Harry Griffiths wasn’t sure where he was when he came to – all he knew was that one of his best friends was being crushed by a log. He sweated and shook with adrenalin as he threw his weight against the block of wood. If he couldn’t shift it, it was clear his friend was going to die.
Then he felt a piercing pain in his shoulder and came to again, this time in the dark of his bedroom. He realised he had been pushing his bed against the wall, and since the brickwork wasn’t going to move, his shoulder had – popping half the way out of its socket. There was no friend and no log; Griffiths, 23, had experienced a night terror, a sleep condition he has lived with since his late teens.
And Griffiths, who grew up in London but now works in New York, is not alone. Exact figures are impossible to come by, but experts estimate between one and two per cent of the UK adult population are affected by sleep disorders, with around 100,000 of those thought to experience night terrors in some form.

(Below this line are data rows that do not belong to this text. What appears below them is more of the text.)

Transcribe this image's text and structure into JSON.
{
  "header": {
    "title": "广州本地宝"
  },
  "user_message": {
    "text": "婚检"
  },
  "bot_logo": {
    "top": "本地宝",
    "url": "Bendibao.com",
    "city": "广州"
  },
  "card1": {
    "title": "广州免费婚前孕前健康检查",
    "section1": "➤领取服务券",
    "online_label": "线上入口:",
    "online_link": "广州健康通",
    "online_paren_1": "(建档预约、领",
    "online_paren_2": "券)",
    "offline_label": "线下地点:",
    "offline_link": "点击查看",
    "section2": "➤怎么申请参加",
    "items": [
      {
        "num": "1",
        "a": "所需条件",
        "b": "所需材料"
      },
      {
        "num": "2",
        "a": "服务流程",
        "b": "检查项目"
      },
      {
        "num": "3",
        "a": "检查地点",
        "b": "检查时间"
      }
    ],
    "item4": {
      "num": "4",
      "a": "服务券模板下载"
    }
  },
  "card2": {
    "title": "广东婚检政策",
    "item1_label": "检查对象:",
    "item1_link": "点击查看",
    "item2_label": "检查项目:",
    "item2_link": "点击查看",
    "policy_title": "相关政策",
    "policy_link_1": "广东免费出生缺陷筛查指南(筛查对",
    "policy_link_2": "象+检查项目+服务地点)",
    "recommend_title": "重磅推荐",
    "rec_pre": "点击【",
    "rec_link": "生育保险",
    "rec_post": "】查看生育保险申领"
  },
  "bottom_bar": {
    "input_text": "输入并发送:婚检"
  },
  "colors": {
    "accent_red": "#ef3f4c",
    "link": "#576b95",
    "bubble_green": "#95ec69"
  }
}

These differ from nightmares in that the person engages with their surroundings. While nightmares often have complex narratives, night terrors typically revolve around simple, primitive images – such as the walls caving in, snakes on the ceiling or an intruder in the room. Sufferers often say the fear they experience during an episode is more intense than anything they have known in real life.
Steph’s Packed Lunch presenter Steph McGovern has just revealed she had therapy to deal with hers, which began as a child – she once thought she was going to be late for school, and left the house fully dressed in school uniform, at 2am in the morning – and continued to bother her as an adult.
“As I’ve got older, they have become more vivid. And since having a baby, I will regularly wake up and think I’ve lost her,” she said.
“I imagine she’s in bed with me and I’ve dropped her, or I’ve lost her. Quite a few times, my partner has found me on the floor scrabbling around under things or in cupboards, looking for the baby.”
Night terrors are more common in children than adults, and researchers into the science of sleep have yet to come up with a definitive answer as to why some people continue to experience them in later life. Dr Ian Smith, the director of the sleep centre at Papworth Hospital in Cambridge, says the condition seems to be genetic as it runs in families, and is often tied up with sleep walking and sleep talking.